Bewertung Kassenverwalter

Die Bewertung und Eingruppierung von Kassenverwalter-Stellen ist in der Praxis nach wie vor ein länderübergreifend aktuelles Thema. Es geht hierbei um die Anwendung der „richtigen“ Tätigkeitsmerkmale. Hierzu haben wir 2020 am Beispiel Niedersachsen bereits einen Blogbeitrag verfasst (Hier der Link zum Beitrag: https://www.optiso-consult.de/bewertung-und-eingruppierung-von-kassenverwalterinnen-und-kassenverwaltern-in-niedersachsen/)

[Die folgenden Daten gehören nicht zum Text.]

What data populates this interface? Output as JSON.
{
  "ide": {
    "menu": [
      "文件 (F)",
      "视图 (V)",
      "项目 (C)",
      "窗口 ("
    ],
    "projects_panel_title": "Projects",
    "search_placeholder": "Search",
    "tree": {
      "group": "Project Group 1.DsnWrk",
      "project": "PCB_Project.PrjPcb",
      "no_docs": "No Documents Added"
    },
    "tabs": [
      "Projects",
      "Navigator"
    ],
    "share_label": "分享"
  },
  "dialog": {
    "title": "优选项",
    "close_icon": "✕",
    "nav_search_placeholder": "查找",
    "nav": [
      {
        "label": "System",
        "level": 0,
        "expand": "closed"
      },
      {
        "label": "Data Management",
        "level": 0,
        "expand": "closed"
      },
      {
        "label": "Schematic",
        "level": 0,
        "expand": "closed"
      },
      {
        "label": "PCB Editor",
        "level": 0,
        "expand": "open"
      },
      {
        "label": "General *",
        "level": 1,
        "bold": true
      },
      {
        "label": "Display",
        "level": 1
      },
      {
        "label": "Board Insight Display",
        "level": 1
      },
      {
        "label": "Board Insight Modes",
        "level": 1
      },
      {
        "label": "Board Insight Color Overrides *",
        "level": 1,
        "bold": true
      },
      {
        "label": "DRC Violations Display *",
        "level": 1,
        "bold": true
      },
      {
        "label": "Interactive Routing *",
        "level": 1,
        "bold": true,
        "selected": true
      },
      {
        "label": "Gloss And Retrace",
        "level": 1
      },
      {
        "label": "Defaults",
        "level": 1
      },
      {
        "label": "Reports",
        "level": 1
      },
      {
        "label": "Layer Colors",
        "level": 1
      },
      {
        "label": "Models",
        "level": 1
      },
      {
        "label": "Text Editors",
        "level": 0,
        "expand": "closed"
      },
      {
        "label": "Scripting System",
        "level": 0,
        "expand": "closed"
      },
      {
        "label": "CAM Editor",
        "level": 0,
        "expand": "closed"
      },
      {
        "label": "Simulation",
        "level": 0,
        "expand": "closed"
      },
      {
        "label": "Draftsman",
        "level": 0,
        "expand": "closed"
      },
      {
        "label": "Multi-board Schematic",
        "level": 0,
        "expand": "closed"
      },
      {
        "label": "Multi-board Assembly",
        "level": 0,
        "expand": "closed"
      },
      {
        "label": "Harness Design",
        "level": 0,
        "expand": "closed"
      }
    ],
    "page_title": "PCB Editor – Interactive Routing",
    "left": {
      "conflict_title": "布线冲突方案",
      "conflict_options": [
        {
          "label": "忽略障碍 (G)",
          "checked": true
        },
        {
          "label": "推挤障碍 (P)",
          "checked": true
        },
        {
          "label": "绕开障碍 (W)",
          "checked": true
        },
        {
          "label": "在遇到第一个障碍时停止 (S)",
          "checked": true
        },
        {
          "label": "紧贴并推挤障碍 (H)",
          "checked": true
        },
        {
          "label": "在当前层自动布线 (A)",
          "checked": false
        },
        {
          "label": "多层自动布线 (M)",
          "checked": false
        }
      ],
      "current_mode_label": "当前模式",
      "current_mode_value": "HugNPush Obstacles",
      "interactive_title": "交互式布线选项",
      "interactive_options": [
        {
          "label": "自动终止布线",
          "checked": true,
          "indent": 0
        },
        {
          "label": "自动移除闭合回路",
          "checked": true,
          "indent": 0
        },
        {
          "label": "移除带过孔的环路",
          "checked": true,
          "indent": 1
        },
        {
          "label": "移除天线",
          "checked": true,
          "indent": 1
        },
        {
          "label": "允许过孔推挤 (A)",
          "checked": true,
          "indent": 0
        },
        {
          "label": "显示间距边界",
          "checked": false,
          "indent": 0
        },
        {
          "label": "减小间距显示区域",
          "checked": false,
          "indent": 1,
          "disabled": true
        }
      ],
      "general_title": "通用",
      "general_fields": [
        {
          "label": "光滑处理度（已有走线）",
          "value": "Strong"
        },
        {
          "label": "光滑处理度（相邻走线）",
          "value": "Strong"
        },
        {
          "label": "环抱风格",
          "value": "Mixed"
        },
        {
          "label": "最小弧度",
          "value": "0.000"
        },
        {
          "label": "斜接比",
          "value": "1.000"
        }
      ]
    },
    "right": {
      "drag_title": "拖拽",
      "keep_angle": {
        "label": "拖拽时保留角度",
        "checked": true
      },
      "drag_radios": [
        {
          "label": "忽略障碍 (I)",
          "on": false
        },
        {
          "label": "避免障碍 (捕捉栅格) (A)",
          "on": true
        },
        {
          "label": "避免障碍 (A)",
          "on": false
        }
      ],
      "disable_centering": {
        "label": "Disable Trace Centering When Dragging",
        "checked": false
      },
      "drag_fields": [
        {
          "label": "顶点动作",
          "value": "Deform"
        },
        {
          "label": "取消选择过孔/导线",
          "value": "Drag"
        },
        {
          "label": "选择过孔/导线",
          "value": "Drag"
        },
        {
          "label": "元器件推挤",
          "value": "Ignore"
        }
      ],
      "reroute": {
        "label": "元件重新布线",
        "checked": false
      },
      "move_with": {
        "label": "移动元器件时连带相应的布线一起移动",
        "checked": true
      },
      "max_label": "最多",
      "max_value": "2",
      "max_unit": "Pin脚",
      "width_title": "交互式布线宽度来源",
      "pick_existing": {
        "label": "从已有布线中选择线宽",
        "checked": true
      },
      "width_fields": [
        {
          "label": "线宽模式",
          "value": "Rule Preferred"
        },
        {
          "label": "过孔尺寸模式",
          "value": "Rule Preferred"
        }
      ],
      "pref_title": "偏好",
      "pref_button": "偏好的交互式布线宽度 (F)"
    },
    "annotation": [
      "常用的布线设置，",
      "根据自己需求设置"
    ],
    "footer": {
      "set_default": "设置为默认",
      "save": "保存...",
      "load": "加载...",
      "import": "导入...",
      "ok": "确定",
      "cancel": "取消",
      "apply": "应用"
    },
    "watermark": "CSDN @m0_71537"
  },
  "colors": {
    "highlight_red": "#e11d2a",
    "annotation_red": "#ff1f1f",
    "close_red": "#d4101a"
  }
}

Was das neuere Urteil des Arbeitsgerichts Dresden vom 24.06.2021 für Stellenbeschreibungen und Bewertungen im Bereich Vollstreckung und Kasse bedeutet

In der jüngeren Vergangenheit hat das Arbeitsgericht Dresden (Az. 7 Ca 180/21) in einem vielbeachteten Urteil zentrale Fragen zur tariflichen Eingruppierung von Beschäftigten im Bereich der kommunalen Vollstreckung entschieden. Das Verfahren betraf einen Mitarbeiter im Innendienst der Stadtkasse Dresden, der für die Zwangsvollstreckung kommunaler Forderungen zuständig war und eine Höhergruppierung in die Entgeltgruppe 9a des TVöD-VKA beanspruchte.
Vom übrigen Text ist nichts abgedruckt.